Sometimes one of the hardest things we can do as human beings, is to separate ourselves from our own biases in order to be receptive to an elevation in our state of being, a maturing of our consciousness.

In Surah Kahf, Musa seeks out Khidr in order to learn from him. He had asked God to show him someone with more knowledge and wisdom than himself, so that he could learn and mature his own spirit. This also highlights the fact that we should try to surround ourselves with good company. If we are surrounded by those who are better than us, we tend to improve, and if we surround ourselves with poor company, that company can bring us down to their level. We tend to become like the company we keep.

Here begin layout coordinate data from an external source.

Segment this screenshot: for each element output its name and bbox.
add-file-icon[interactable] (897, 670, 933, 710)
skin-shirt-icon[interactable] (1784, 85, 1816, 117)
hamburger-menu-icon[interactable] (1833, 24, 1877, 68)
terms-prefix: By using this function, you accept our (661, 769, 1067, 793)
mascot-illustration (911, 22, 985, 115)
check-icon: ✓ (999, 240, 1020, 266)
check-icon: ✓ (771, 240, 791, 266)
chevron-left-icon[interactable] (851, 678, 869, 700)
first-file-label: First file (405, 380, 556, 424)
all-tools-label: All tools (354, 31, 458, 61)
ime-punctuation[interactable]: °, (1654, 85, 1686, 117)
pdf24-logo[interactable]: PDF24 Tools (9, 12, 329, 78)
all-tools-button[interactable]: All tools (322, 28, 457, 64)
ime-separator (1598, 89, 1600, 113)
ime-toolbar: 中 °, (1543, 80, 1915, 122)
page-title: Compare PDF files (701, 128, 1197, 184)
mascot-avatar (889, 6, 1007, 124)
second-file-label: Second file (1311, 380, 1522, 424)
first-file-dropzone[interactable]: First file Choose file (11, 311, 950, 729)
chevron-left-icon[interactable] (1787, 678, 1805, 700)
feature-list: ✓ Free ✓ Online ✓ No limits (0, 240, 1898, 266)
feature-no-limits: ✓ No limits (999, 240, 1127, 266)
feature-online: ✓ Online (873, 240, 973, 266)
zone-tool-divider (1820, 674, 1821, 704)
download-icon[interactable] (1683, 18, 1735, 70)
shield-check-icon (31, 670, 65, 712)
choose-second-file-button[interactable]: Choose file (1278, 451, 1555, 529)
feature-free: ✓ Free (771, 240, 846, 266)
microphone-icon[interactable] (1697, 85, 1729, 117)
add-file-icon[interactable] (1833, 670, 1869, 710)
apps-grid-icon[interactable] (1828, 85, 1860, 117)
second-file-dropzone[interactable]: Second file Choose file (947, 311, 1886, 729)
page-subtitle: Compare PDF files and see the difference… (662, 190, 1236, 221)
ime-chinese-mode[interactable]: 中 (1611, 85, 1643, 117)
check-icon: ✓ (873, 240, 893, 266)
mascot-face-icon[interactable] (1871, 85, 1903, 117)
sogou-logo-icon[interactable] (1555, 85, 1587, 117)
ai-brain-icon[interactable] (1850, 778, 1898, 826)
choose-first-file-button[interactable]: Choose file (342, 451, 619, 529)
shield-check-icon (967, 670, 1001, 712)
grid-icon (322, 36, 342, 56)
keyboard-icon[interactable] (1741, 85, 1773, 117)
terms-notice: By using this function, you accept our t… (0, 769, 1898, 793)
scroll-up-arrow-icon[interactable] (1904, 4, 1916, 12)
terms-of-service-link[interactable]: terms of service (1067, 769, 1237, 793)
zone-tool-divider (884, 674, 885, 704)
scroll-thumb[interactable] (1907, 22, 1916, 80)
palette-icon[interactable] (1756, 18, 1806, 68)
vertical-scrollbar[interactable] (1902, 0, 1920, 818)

Once he finds him, Musa attempts to attach himself to Khidr in order to learn from his example. But each time Khidr does something rather profound, Musa is reactive. The essence of patience is to separate ourselves from the impulse to immediate reaction, to wait and process before jumping to a conclusion. Each time, Musa reacts strongly to what he observes, passing judgement based on his own perspectives, biases, and frame of reference. He did however have the emotional maturity to realize immediately that he had acted so, and he apologized and swore to be more patient in the future. The really difficult thing to master, is to recognize the initial reaction in yourself, and catch a hold of that impulse and still it before allowing it to manifest in your behavior.

Khidr was not an unwilling teacher, though he may have been reluctant, as he warned Musa from the beginning that he would not have the patience to bear with his company. In the end, though, he doesn’t tell Musa he’s stupid, and he doesn’t get angry. Instead he takes the time to explain the meaning behind his actions. But ultimately, he takes leave of Musa’s company.

Another part of emotional intelligence, is to make the sometimes hard decisions, to ultimately improve our environment in the pursuit of our own spiritual excellence. Seeking out good company, and leaving old acquaintances behind is not always easy, but it can be necessary in order for us to gain the clarity needed in our spiritual and emotional journey.